1, height and weight are required items, accounting for about 15% of the total score, measured by body mass index (BMI). Body mass index = weight (kg)/height squared. Girls 17.2 ~ 23.9 points 100, boys 17.9 ~ 23.9 points.
2, lung capacity, accounting for fifteen percent of the total score. Girls over 2000 ml, out of 3400. Boys passed 3 100, with a perfect score of 5040. This level is very easy, but it seems that the standard for boys is very high.
3. Sit forward, accounting for 10%. The tester sits on the mat, legs straight, hands pushing the buoy forward. Everyone can test twice to get the best results, but it should be noted that the legs should not be bent during the test. Girls over 6 cm, out of 25, boys over 3.7, out of 24.9. It seems that everyone can pass, but it seems difficult for students with poor physical flexibility and coordination to get full marks.
4. Standing long jump, accounting for 10% of the total score. Girls pass 15 1 cm, out of 207. Boys, 208 pass, 273 full marks. Also, everyone jumps twice to get the best results. Be careful not to step on the line when jumping. Standardized movements, accurate force, can jump further.
5, 50 meters, accounting for 20% of the total score. Boys pass 50 meters and nine seconds, out of 6.7 seconds, girls pass 10 seconds and three seconds, out of 7.5 seconds. Because this is an explosion test, the test result is accurate to the decimal point.
6. Boys run 1000 meters and girls run 800 meters, accounting for 20% of the total score. Girls pass 800 meters in four minutes and 34 points, and boys pass 1000 meters in four minutes and 32 points 17 points. This test is a long-distance running, which belongs to endurance. Be careful not to stop or sit down immediately after running. You should walk slowly so that your body will gradually recover.

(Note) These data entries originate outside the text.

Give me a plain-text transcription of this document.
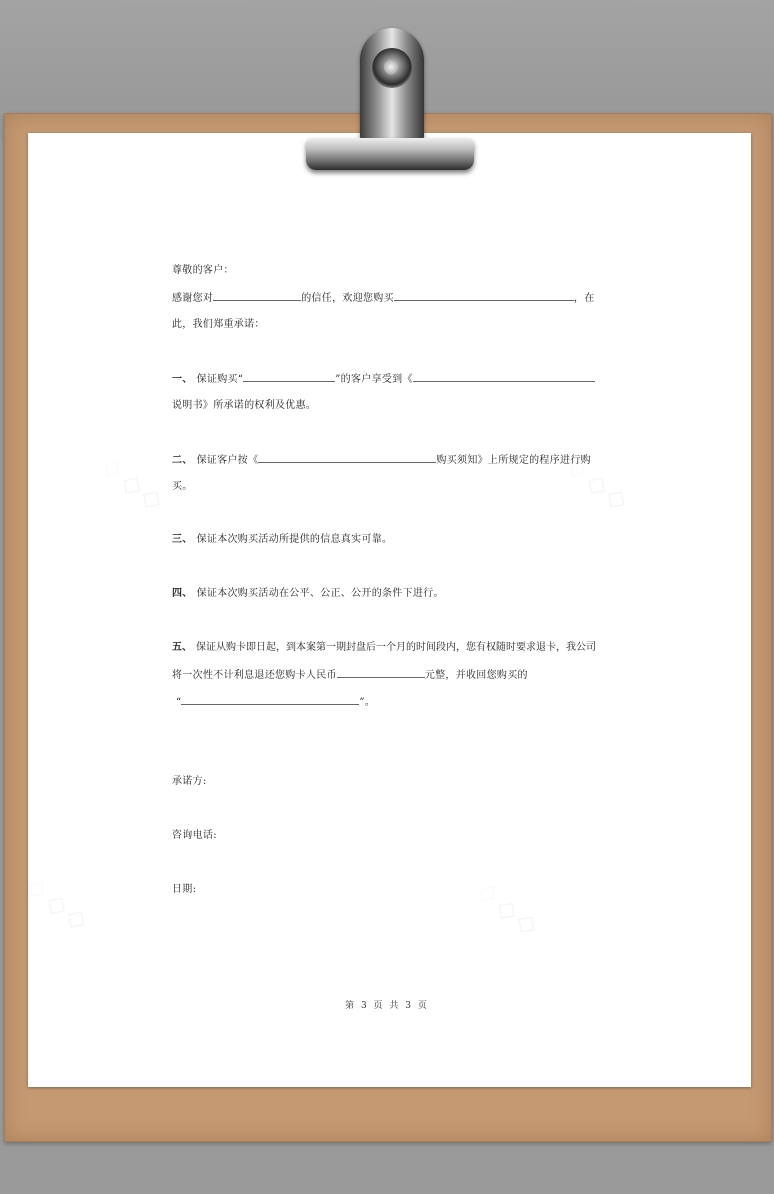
♢◇◇	♢◇◇
♢◇◇	♢◇◇
尊敬的客户：
感谢您对	的信任，欢迎您购买	，在
此，我们郑重承诺：
一、 保证购买“	”的客户享受到《
说明书》所承诺的权利及优惠。
二、 保证客户按《	购买须知》上所规定的程序进行购
买。
三、 保证本次购买活动所提供的信息真实可靠。
四、 保证本次购买活动在公平、公正、公开的条件下进行。
五、 保证从购卡即日起，到本案第一期封盘后一个月的时间段内，您有权随时要求退卡，我公司
将一次性不计利息退还您购卡人民币	元整，并收回您购买的
“	”。
承诺方:
咨询电话:
日期:
第 3 页 共 3 页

7. Boys pull-ups and girls sit-ups for one minute, accounting for 10% of the total score. Girls sit-ups for one minute, 26 passes, 56 full marks. Boys 10 pull-ups passed, 19 full marks. Girls' waist can be relaxed, but boys' pull-ups seem to be more difficult, which requires the cooperation of arm strength and whole body.
Matters needing attention in college students' physical examination:
Running:
1. Precautions before running: Don't eat anything for 30 minutes before running; Pay attention to doing proper warm-up exercise, keep your body temperature during this time, and don't let your body cool down; Keep a good attitude and finally stand on the starting line with confidence.

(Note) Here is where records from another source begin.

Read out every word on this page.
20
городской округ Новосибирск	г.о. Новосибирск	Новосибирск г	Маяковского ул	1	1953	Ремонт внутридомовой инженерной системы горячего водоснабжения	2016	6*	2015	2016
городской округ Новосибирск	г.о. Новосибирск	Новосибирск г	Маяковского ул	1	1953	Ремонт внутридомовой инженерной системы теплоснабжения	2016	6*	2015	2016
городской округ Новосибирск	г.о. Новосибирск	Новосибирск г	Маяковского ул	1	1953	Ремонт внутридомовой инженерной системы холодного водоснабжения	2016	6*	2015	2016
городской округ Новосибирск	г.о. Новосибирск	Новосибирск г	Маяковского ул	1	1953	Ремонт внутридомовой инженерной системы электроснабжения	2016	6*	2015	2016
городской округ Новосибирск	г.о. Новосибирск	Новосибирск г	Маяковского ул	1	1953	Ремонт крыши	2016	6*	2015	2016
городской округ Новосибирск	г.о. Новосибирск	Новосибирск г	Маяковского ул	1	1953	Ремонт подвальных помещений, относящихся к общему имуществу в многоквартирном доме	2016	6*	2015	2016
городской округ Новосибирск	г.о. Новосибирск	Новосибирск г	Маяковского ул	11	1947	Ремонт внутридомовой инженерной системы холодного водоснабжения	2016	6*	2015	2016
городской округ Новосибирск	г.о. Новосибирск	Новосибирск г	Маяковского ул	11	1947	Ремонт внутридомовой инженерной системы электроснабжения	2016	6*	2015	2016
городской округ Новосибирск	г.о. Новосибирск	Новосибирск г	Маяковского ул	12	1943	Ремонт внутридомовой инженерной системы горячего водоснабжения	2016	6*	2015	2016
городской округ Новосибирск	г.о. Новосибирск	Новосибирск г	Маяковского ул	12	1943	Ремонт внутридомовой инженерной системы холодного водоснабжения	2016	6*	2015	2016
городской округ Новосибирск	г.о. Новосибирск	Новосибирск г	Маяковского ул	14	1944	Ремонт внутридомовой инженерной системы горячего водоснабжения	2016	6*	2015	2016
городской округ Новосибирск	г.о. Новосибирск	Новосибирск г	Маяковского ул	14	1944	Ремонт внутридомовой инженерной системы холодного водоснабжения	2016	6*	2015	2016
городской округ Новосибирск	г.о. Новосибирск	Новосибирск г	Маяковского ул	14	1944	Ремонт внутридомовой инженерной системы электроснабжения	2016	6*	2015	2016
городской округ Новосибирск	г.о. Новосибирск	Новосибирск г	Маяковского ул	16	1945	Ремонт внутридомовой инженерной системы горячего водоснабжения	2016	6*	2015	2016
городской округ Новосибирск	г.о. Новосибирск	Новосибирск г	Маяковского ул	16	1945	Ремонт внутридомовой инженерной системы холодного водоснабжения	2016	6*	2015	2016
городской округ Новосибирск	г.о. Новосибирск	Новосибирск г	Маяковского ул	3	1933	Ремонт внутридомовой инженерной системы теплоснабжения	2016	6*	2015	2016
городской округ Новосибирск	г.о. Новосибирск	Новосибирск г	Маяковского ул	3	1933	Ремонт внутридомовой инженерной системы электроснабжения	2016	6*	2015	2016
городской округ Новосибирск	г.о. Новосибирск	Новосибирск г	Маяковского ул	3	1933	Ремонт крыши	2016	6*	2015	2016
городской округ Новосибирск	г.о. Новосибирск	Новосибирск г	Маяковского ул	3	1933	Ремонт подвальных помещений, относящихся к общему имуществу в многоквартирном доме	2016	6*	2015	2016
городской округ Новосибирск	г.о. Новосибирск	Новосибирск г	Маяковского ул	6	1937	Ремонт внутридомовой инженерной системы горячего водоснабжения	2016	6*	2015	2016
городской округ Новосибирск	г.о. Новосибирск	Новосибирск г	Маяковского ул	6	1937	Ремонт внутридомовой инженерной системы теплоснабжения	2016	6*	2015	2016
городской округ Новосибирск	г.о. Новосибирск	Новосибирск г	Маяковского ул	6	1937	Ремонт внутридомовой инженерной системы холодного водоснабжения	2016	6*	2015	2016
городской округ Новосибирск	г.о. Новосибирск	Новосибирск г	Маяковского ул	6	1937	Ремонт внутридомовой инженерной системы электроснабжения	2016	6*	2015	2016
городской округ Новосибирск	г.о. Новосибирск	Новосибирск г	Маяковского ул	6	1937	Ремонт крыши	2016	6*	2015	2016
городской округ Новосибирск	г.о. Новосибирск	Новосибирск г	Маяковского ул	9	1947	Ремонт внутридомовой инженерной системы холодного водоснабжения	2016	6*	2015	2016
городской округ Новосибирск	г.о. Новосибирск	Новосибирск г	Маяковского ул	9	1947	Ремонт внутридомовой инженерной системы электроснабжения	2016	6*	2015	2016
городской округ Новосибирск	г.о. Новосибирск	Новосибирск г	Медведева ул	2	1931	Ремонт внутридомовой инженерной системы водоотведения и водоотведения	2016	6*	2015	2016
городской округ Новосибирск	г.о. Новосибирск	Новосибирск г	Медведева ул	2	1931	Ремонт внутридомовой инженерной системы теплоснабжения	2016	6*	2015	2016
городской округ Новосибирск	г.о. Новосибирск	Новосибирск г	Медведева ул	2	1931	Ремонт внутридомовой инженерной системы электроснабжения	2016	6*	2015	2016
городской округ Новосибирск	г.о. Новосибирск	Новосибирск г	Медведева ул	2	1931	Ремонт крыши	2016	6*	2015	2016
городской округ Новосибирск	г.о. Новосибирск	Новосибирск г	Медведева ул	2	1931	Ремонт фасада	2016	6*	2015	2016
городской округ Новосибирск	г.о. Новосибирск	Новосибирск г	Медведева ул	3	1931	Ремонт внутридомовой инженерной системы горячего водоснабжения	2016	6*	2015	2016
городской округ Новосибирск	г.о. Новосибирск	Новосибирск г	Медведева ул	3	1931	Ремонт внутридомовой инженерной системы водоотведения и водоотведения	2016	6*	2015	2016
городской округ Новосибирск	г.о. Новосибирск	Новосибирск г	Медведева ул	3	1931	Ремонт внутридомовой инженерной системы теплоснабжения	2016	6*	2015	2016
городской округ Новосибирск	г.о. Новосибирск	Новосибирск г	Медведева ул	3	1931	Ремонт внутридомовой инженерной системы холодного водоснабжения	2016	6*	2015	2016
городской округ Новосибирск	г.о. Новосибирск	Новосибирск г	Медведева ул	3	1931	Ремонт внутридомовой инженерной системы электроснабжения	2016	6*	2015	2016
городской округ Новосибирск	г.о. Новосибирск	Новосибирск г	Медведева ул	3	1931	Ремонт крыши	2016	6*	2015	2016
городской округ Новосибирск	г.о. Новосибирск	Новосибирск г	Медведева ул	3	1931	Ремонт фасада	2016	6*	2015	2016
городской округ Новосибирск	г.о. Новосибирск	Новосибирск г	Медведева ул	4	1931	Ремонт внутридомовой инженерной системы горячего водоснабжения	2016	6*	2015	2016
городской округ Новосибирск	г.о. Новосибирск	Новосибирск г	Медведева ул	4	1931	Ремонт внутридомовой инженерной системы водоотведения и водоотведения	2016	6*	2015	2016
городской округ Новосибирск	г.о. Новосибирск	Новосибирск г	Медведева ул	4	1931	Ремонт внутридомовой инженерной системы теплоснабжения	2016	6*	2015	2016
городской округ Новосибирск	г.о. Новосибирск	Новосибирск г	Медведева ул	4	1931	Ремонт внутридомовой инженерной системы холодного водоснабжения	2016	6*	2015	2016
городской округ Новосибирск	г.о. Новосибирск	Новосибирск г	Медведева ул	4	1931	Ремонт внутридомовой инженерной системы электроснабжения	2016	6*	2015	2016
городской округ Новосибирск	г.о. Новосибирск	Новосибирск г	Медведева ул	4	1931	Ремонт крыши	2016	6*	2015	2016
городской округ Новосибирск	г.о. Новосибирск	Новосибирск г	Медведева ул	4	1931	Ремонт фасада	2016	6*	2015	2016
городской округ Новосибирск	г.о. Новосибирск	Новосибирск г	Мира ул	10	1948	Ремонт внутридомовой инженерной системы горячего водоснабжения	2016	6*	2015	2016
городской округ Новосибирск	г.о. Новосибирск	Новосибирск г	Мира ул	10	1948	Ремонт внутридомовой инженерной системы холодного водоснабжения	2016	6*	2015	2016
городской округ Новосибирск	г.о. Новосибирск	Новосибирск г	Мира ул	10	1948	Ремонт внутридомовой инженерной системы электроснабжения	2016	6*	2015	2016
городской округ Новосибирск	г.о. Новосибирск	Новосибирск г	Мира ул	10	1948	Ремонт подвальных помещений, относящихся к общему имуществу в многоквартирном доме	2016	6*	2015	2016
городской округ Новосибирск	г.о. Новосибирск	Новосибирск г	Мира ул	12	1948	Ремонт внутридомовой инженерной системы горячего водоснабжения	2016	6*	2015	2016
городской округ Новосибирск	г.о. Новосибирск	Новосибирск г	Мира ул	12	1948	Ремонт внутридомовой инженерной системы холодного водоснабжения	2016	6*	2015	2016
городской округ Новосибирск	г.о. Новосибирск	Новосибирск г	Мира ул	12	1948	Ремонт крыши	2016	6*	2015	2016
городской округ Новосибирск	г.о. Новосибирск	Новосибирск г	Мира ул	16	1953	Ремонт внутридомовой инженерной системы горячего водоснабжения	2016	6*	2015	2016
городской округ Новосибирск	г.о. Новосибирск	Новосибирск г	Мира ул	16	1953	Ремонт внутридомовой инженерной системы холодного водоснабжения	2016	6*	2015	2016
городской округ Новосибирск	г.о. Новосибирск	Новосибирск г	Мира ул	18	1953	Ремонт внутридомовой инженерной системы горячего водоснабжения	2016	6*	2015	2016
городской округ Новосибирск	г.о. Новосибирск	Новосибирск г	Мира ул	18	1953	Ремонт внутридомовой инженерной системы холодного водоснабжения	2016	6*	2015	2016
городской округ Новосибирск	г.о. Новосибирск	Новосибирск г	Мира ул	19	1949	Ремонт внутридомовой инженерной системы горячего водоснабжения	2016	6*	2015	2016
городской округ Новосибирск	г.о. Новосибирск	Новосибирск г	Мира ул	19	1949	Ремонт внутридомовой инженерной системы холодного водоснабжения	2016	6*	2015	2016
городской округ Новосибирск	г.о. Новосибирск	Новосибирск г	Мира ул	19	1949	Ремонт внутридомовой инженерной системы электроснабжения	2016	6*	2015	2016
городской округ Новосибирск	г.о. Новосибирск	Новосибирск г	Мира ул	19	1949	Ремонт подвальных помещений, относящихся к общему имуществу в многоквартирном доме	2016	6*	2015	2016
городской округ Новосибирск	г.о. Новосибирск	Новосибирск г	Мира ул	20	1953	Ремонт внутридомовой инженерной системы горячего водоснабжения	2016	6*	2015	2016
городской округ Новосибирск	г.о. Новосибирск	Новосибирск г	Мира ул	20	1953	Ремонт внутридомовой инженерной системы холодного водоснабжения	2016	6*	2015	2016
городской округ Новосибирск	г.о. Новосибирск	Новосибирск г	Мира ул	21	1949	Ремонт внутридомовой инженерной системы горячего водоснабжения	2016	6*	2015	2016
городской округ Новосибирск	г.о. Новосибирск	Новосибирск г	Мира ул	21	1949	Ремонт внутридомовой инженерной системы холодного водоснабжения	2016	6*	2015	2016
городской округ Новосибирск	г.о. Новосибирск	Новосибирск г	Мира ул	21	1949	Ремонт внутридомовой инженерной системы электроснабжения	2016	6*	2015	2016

2. Precautions when running: Pay attention to finding your own breathing rhythm, exhale every two or three steps, and inhale every two or three steps. Don't give up, don't stop. Run in a way that suits you as usual.
3. Precautions after running: Do proper physical recovery exercises, such as walking and breathing adjustment.
Sit-ups:
1. Lie on your back on the mat with your knees bent about 90 degrees and your feet flat on the ground. Don't fix your feet on the flat ground (for example, your partner presses your ankles with his hands), otherwise the flexors of thighs and buttocks will also join the work, thus reducing the workload of abdominal muscles.
2. Determine the position of your hands according to the strength of your abdominal muscles. The closer your hand is to your head, the more difficult it is to do sit-ups. Beginners can put their hands on both sides of their bodies, and after the body adapts, they can cross their hands and stick them on their chests.
3. You can also try to cross your hands behind your head, but each hand should be placed on the shoulder on the other side of your body. Never cross your fingers behind your head, so as not to strain the neck muscles when exerting force, and this will also reduce the workload of abdominal muscles.
Sitting posture body curvature:
1. Before the exam, candidates should practice the warm-up activities of body flexion, so that the ligament of the leg can be pulled apart. Then, the body bends forward, and the legs cannot bend when the cursor is pushed forward with both arms. Subjects should push the cursor forward at a uniform speed, and can't suddenly exert force. When you push the cursor forward, you should not stop halfway. Once they stop, the electronic tester will record the results.
2, the abdomen slowly close to the thigh (do not arch the back).
3. Straighten your waist before bending over, try to stretch your waist, and then lean forward and stretch your arms after your legs are straightened.